O ex-deputado federal Eduardo Bolsonaro (PL-SP) afirmou nesta quinta-feira (3) que “jamais” sugeriu substituir o Pix pelo Zelle, ferramenta de pagamentos dos Estados Unidos. Ele cobrou uma retração de veículos de imprensa e criticou o que classificou como “patifaria”.
Em entrevista ao TCM News, nesta quarta (3), Eduardo comentou sobre a possível negociação para evitar o novo tarifaço anunciado pelos EUA contra o Brasil. Entre as justificativas para a sanção, o governo Trump citou o uso Pix, alegando que a ferramenta prejudicaria empresas de pagamentos eletrônicos dos EUA.
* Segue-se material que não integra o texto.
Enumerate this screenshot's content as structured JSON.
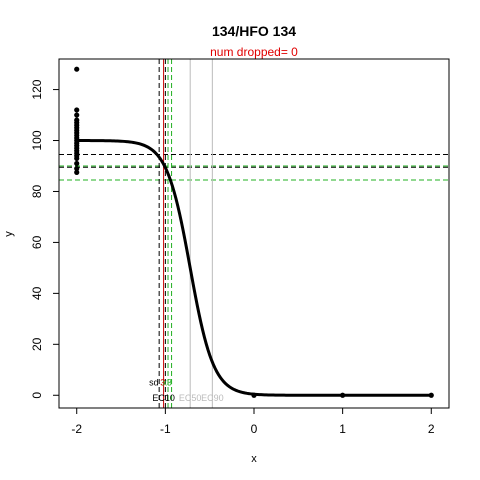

Questionado se o Pix estaria ameaçado, o ex-deputado disse que o governo brasileiro tem “bons argumentos” e citou o Zelle, classificando a ferramenta como o “Pix dos EUA”. Diferentemente do Pix, o Zelle é operado por um consórcio privado de bancos por meio da empresa Early Warning Services.
“Isso daí… Nós fizemos um pedido aos americanos para que qualquer tipo de tarifa ou retaliação nesse sentido comercial demorasse, que esperasse pelo menos até a eleição desse ano, porque se o Flávio Bolsonaro for eleito teremos outra diretriz de governo federal”, disse o ex-deputado ao TCM.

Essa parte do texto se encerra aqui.